I did end up calling, you could say. But I had to had someone else’s encouragement first…
Before tonight, I liked to think of myself as a good person, ready to help my fellow human beings. Tonight, I learned that I am in dire need of a reevaluation of my belief, of my behaviour.
This post is not to admit to my flaw and just put it behind me. Tonight is a learning moment to myself; a heads up that I have to change; that I have to be braver and think of others when tough moments arrive.
I pray that whoever screamed is safe; that it was nothing but an expression of emotion.
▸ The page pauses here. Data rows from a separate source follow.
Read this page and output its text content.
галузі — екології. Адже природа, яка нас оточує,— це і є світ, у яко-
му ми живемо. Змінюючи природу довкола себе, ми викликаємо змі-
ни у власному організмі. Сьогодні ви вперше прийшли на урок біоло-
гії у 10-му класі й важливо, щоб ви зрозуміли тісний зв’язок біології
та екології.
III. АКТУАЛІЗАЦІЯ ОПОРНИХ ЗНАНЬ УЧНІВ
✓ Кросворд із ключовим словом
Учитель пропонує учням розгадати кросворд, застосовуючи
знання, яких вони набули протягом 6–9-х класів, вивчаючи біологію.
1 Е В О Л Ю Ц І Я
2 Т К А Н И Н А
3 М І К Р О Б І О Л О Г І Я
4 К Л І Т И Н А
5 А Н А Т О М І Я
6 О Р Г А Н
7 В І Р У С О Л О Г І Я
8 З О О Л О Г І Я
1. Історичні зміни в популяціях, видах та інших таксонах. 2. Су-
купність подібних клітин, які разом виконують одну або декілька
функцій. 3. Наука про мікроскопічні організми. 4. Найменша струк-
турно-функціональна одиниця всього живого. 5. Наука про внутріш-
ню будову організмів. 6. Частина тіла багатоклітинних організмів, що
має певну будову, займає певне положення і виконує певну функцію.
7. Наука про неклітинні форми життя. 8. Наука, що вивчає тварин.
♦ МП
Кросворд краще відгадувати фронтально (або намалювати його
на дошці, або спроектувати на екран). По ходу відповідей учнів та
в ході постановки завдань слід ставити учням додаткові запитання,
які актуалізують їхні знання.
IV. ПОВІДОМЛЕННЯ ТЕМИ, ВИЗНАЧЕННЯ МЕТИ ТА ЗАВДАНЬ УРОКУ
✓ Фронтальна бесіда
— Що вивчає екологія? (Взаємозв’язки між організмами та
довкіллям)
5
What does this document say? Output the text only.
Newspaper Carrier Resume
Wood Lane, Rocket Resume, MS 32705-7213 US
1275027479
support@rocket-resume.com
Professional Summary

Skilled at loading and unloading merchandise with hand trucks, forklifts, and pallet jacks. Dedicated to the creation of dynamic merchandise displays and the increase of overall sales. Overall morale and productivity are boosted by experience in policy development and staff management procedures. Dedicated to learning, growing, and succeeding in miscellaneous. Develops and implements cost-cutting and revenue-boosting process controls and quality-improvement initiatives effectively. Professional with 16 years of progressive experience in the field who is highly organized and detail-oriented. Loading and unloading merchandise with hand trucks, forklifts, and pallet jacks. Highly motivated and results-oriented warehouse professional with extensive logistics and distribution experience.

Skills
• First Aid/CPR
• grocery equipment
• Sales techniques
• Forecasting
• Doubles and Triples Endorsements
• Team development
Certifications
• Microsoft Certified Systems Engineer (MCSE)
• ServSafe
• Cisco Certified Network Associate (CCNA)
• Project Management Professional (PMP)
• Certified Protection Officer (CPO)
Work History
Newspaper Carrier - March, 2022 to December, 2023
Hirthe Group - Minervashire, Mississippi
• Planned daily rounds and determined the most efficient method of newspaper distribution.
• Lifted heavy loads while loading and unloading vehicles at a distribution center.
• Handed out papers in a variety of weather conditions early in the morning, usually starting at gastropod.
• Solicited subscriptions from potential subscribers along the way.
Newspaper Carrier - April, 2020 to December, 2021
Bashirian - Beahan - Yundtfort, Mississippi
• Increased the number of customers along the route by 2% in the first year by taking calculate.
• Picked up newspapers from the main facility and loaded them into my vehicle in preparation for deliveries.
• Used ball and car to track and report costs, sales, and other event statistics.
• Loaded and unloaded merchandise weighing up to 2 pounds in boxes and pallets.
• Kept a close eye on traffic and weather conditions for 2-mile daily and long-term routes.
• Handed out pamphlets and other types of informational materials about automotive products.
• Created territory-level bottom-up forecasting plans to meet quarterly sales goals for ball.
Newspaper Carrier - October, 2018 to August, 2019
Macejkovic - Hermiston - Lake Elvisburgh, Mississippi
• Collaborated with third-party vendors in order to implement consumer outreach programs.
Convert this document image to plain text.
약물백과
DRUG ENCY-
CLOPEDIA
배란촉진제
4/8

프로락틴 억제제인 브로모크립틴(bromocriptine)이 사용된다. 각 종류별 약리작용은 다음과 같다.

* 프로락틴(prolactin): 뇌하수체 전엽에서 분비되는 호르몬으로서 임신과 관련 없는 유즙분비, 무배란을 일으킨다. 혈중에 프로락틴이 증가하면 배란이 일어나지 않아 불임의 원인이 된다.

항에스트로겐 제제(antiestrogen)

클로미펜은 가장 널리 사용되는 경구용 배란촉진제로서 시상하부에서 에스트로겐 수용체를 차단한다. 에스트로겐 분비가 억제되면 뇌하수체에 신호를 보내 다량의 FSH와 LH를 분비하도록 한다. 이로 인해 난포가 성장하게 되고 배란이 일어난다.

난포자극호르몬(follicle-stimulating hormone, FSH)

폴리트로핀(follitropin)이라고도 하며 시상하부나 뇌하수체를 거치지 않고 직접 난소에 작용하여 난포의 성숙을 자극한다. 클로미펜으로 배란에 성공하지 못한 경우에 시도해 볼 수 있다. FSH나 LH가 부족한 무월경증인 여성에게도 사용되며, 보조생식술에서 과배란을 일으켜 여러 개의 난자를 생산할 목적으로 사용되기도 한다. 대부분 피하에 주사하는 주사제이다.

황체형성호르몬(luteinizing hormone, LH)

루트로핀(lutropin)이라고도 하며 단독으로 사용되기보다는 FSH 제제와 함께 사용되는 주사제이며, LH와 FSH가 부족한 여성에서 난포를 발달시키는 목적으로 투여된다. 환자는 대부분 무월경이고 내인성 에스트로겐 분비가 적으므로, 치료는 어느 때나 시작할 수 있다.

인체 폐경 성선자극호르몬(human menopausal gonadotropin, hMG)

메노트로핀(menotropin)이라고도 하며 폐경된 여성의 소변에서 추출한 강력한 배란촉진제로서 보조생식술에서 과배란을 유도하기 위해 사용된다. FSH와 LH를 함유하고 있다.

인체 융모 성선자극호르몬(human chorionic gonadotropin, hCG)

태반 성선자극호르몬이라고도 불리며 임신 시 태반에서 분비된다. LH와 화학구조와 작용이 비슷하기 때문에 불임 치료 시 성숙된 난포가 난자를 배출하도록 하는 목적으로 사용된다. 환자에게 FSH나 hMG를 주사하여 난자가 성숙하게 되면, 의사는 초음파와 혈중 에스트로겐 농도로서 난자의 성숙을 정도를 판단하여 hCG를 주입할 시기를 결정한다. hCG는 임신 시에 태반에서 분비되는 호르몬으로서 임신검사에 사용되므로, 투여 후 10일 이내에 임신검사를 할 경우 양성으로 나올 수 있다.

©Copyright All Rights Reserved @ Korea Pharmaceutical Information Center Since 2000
Even that seem to be the words of my coward self, trying to make myself feel better about my behaviour…
To her, to those people, I apologize that this time I wasn’t fast enough in my actions. There are no excuses. Although, in truth, in situations like these, what good are apologies? What do you do with an apology? Nothing. They fix nothing.
I can only say that I’ll take tonight as a lesson, and that next time I’m presented with a situation like this, I will take action. What good are we if we don’t learn from our mistakes? If we don’t see our flaws and try our damnest to become better human beings?
Changing isn’t easy, but believing you can change is the first step in the right direction.
If all us cowards changed, and became more conscious of others, less selfish and more willing to take risks for others, we would have a much better world than the one we have right now.
It’s up to each of us to take a hard look into ourselves and find out what we are; and if you find yourself as someone you don’t like– like I do tonight– it’s up to you, to me, to try to change and become a better person.
Some people are natural heroes. Others, like myself, not so much. That just means we, I, have to try harder.